In an effort to stay competitive, hospital physician recruitment deals are on the rise. These arrangements are permitted under applicable federal law (the Stark Law) and are a core tool in hospitals’ tool chest. These arrangements generally involve the hospital “loaning” to the physician or to a practice employing the doctor the costs associated with that doctor joining. Since the ramp up costs associated with hiring or a physician just relocating to a new community can be steep (especially as payer contracts can take many months to set in place), hospital financial assistance can be critical. How do they work? Simple—
1.The hospital guarantees, based in part on MGMA salary surveys and other cost data sources, that the physician will collect at least $X each month for a period of normally up to 12 months;
2.The doctor agrees to remain in the hospital’s service area for 2-3 years, during which time, the amount loaned by the hospital is forgiven.

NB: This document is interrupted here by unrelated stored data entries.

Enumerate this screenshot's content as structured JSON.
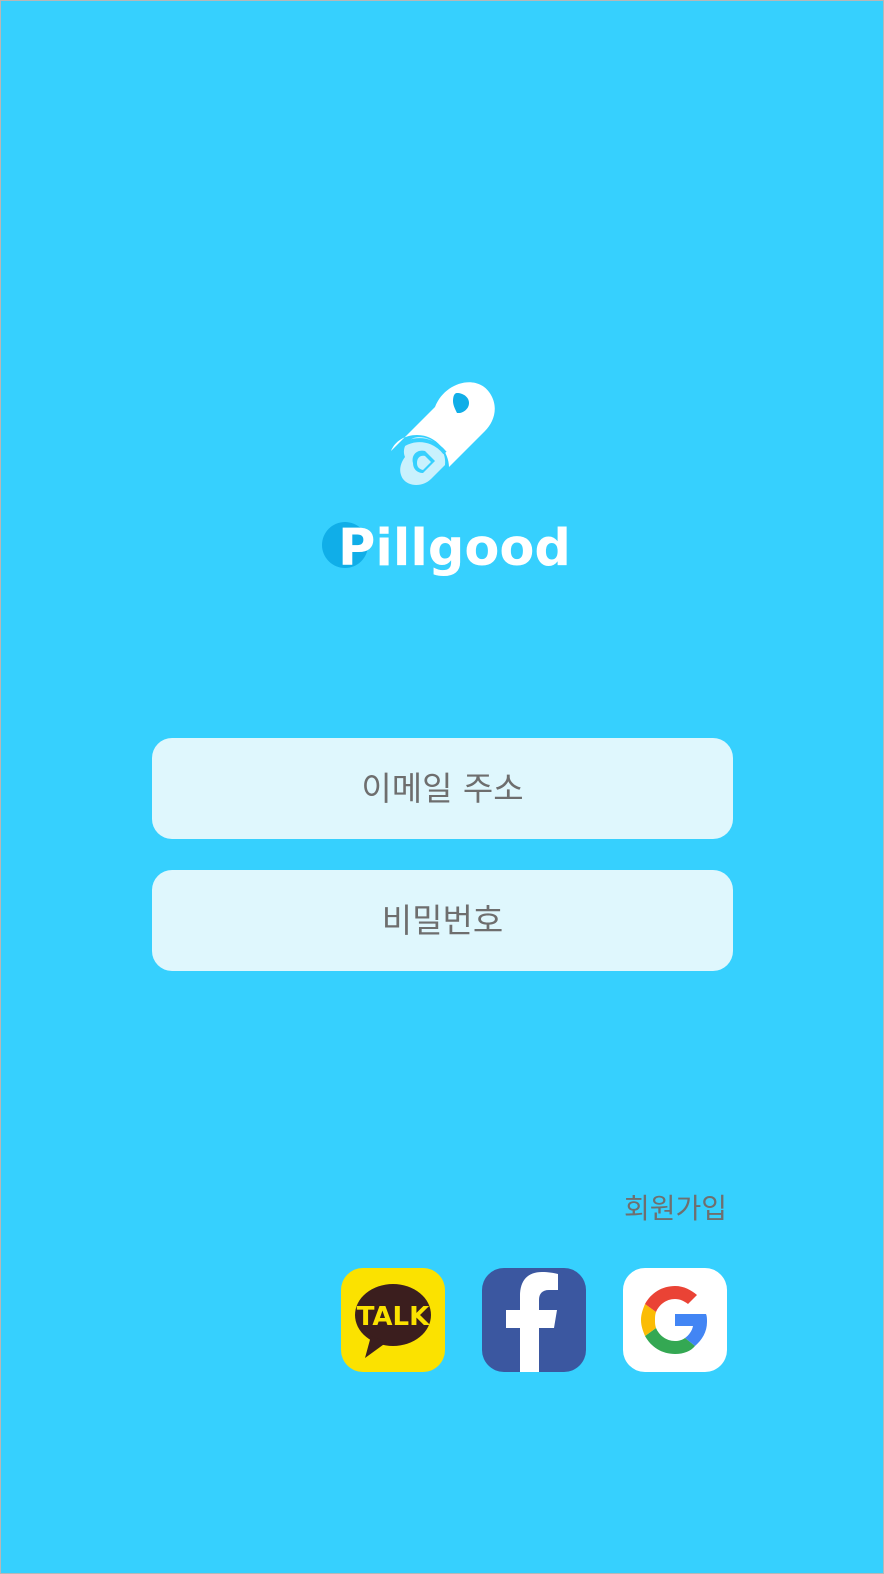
{
  "app": {
    "name": "Pillgood"
  },
  "logo": {
    "wordmark_initial": "P",
    "wordmark_rest": "illgood",
    "icon": "pill-capsule-icon"
  },
  "login": {
    "email_placeholder": "이메일 주소",
    "password_placeholder": "비밀번호",
    "signup_label": "회원가입"
  },
  "social": [
    {
      "name": "kakao",
      "label": "TALK",
      "icon": "kakaotalk-icon"
    },
    {
      "name": "facebook",
      "label": "f",
      "icon": "facebook-icon"
    },
    {
      "name": "google",
      "label": "G",
      "icon": "google-icon"
    }
  ],
  "colors": {
    "background": "#36d0fe",
    "field_background": "#dff7fd",
    "placeholder_text": "#6e6e6e",
    "logo_accent": "#10aee8",
    "kakao_yellow": "#fbe200",
    "kakao_brown": "#3b1e1e",
    "facebook_blue": "#3b57a0"
  }
}
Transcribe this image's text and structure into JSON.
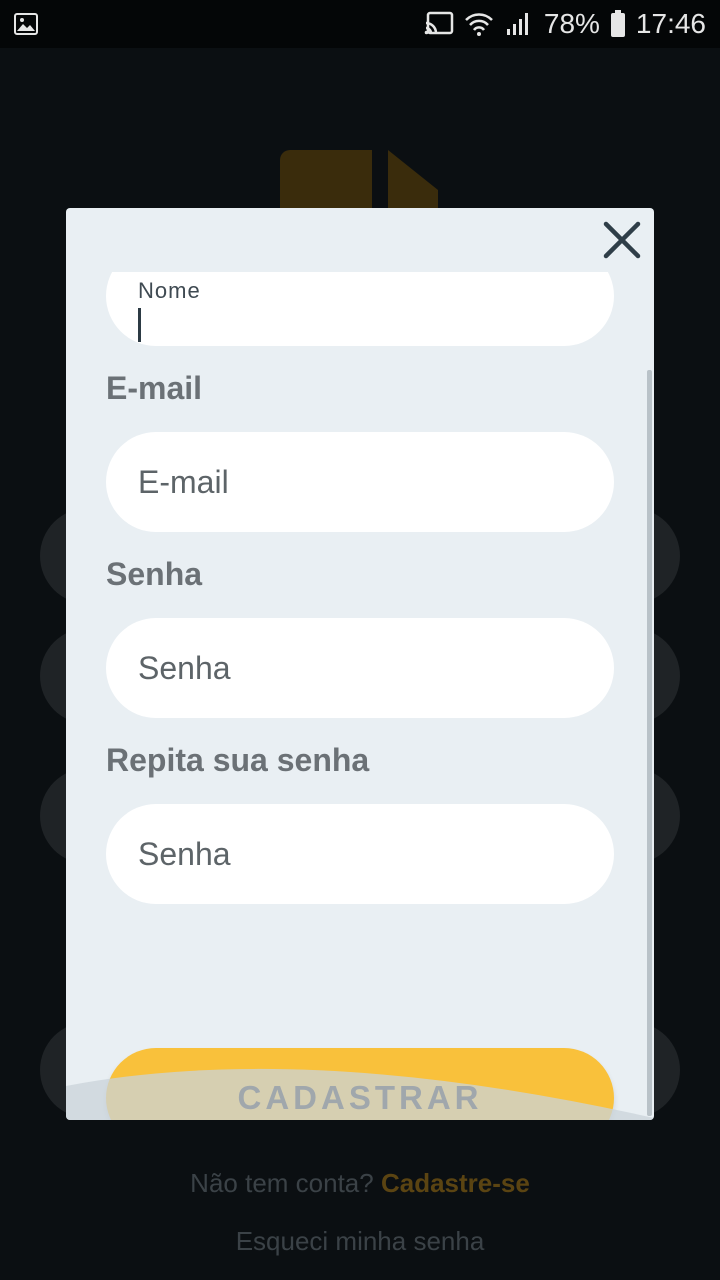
{
  "status_bar": {
    "battery_percent": "78%",
    "time": "17:46"
  },
  "background": {
    "footer": {
      "prompt": "Não tem conta?",
      "signup_link": "Cadastre-se",
      "forgot_link": "Esqueci minha senha"
    }
  },
  "modal": {
    "fields": {
      "nome": {
        "label": "Nome",
        "value": ""
      },
      "email": {
        "label": "E-mail",
        "placeholder": "E-mail"
      },
      "senha": {
        "label": "Senha",
        "placeholder": "Senha"
      },
      "repita": {
        "label": "Repita sua senha",
        "placeholder": "Senha"
      }
    },
    "submit_label": "CADASTRAR"
  },
  "colors": {
    "accent": "#f9c13b",
    "modal_bg": "#e9eff3",
    "label": "#6b7176"
  }
}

Though it may sound too good to be true, there are drawbacks, including:
1.There are pretty severe limitations placed on noncompetes for hospital recruited physicians which can be daunting to practices hiring them;
2.Unless carefully worded and negotiated, recruited physicians may find themselves with high expectations and little delivered in terms of the marketing and other support required to create a successful practice. Not being financially successful is no defense to the requirement of staying in the hospital community for several years to write off the loan;
3. Some hospitals offset their business risk by taking any excess earnings (the collections exceeding the guaranteed amount) for months after the 12 month guarantee period, a period when collections should be substantially higher than during the early phases of the recruitment.
Practices entering into a hospital recruitment arrangement need to be careful in their physician contracts to pass as much financial risk as possible to the recruited doctor. A recruited doctor that decides he or she no longer likes the new community can leave the practice holding the bag for a huge amount of money which has not yet been forgiven.
Recruited physicians need to be careful about the risk passed off to them in their employment contracts if they are joining an existing practice, since the practices typically benefit by receiving enough money to cover all of the new physician’s salary, benefits and overhead.